In December, Visiting Assistant Professor of Biology Ashleigh Smythe joined nine other scientists for two weeks of field research on the Pacific coast of Panama. The team was based at the Smithsonian Tropical Research Institute’s marine research laboratory on Naos Island in Panama Bay on the outskirts of Panama City and near the entrance to the Panama Canal. Smythe joined researchers from the United States, Cuba, Brazil, Spain, Mexico, Belgium, Italy and Russia for a biodiversity study of meiofauna, microscopic animals living in marine sediments.
Meiofauna include some entire phyla, such as kinorhynchs, as well as major groups of other phyla, including flatworms, annelids and Smythe’s area of expertise, nematodes. The team collected at sites on the Panamanian coast and from the Las Perlas Archipelago, about 30 miles offshore.

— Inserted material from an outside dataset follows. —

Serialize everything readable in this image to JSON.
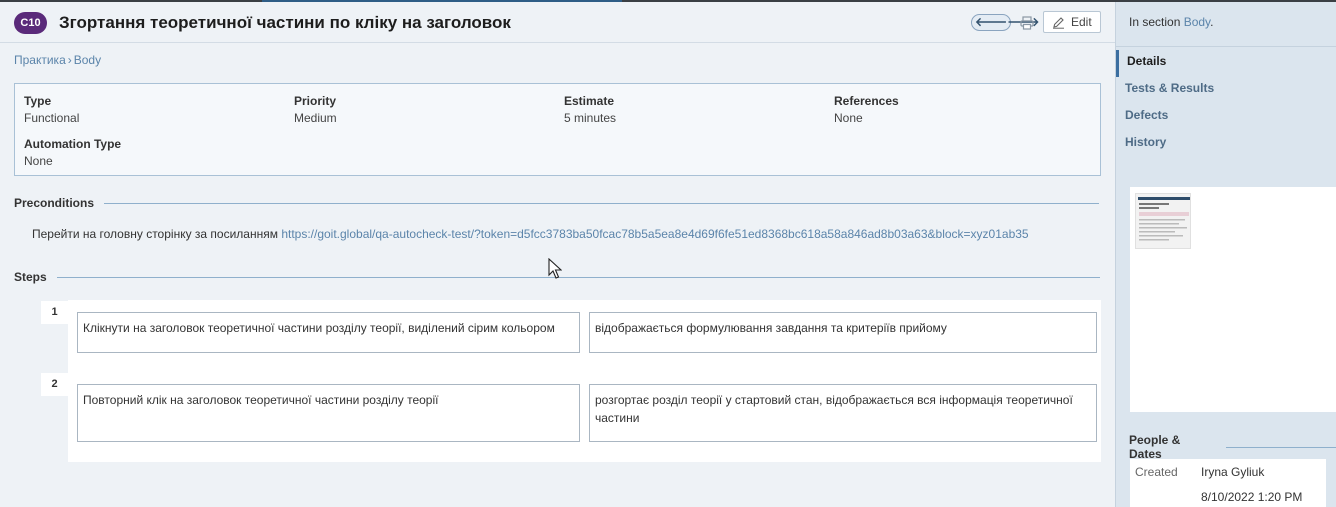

Specimens were identified using light microscopes in the laboratory and were also preserved for future DNA analysis to detect cryptic species not distinguishable by morphology alone.
The trip was the third of three funded by the Smithsonian and followed others on the Caribbean coasts of Panama and Belize. The goal of the project is to document a wide diversity of meiofauna and to address questions of spatial patterning and biogeography of this often overlooked marine fauna.